Other scientists have caught bacteria in the act of making minerals, too. In 2000, Jill Banfield, a geochemist at the University of California, Berkeley, and her colleagues reported formation of zinc sulfide particles by bacteria living in a flooded tunnel of an abandoned lead mine near Tennyson, Wis. In the low-oxygen conditions there, thick mats of sulfate-reducing bacteria grew on the carbonate rocks. As the microbes extracted energy from sulfates dissolved in the mine waters, they produced sulfide ions that chemically bonded to dissolved zinc. Individual particles of zinc sulfide were about 3 nm across and aggregated into spherical clumps about 3 micrometers in diameter.

The concentration of zinc in the bacterial mats was about 1 million times that of dissolved zinc in the surrounding water, says Banfield. Also, the mineral particles contained no lead and only trace amounts of impurities such as iron or arsenic.

Such purity is a sure sign that microbes assembled the mineral particles, says Thomas M. Bawden of the company Global Mineral Resources in San Francisco. Deposits of zinc sulfide ore that weren’t created by bacteria often contain as much as 10 percent iron, as well as significant quantities of arsenic and lead.

In the October Geology, Bawden and his colleagues publish their analyses of samples from a massive zinc sulfide deposit located in a gold mine in Nevada. Several characteristics of the minerals taken from the deepest portion of that deposit suggest that the sulfide formations there were assembled by microbes.

First, the particles are spherical and measure less than 1 micrometer in diameter. Also, they’re pure zinc sulfide. Finally, the particles contain a much smaller fraction of sulfur-34 isotopes than normal—a characteristic that Bawden says is a “smoking gun” for biological activity. That’s because bacteria usually react more readily with compounds that contain lighter isotopes of sulfur.

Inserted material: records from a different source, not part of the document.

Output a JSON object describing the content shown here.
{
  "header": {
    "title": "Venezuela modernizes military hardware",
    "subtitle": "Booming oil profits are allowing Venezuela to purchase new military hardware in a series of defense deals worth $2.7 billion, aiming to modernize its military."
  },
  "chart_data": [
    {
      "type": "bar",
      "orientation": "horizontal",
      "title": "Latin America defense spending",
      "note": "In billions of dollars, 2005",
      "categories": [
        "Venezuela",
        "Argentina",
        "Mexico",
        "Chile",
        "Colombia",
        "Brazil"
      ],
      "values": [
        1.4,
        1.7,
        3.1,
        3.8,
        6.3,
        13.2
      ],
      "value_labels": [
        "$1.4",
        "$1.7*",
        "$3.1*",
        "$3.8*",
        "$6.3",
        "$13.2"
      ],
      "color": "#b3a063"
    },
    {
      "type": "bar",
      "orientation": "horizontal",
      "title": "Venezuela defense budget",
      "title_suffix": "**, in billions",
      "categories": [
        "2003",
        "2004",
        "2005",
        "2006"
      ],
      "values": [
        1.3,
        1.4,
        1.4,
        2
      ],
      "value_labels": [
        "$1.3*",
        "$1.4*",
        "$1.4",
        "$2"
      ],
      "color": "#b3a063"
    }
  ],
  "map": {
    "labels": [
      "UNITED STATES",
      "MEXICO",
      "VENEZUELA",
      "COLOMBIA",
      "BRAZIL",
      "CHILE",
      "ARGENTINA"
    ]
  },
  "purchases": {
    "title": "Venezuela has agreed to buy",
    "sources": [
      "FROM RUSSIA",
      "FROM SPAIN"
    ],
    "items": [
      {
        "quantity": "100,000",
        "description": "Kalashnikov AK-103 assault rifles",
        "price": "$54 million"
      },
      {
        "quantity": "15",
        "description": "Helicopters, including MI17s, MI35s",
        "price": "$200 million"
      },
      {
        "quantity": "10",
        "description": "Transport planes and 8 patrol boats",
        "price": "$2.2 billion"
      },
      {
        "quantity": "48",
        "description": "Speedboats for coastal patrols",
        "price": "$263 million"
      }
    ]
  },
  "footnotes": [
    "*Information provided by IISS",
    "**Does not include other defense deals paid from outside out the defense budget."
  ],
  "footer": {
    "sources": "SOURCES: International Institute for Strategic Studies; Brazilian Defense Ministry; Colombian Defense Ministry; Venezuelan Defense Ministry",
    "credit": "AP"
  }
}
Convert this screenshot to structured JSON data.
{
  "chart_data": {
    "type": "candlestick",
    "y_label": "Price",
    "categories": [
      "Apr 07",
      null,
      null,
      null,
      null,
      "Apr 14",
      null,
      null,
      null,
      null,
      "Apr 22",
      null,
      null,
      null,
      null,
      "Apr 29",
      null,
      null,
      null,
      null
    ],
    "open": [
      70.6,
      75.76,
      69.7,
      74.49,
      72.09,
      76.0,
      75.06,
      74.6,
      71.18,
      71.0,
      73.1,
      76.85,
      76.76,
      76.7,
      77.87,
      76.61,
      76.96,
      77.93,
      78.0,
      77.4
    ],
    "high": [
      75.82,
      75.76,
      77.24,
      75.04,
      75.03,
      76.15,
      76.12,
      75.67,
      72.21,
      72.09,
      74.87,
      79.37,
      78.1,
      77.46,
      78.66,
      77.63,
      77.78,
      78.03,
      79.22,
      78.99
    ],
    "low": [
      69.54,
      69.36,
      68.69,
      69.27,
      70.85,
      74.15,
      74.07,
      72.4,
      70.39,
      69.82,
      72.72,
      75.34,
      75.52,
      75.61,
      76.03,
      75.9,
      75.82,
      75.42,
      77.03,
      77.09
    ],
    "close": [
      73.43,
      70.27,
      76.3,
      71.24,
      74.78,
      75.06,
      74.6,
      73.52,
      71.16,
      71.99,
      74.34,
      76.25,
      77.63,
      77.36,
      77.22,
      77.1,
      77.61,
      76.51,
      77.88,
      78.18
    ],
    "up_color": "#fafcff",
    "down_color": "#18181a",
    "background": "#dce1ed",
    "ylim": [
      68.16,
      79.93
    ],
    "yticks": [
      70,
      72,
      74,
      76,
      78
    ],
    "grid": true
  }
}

In all, the Nevada deposit contains about 400,000 metric tons of seemingly bacteria-produced sulfides.

The sediments containing the ore are capped by a layer of volcanic ash that was laid down about 15.5 million years ago, so the Nevada sulfide deposits probably were produced between 16 million and 20 million years ago, says Bawden. If the volcanic ash hadn’t entombed the sulfide deposits, all evidence of the bacteria-produced minerals might have disappeared. At the time of the ancient eruption that produced the ash, Nevada’s climate was arid and the water table was dropping, conditions that would have exposed the upper layers of the deposit to sulfide-destroying oxygen.

There’s no reason to think that similar mineral deposits aren’t being created by microbes in many places on Earth today, says Bawden.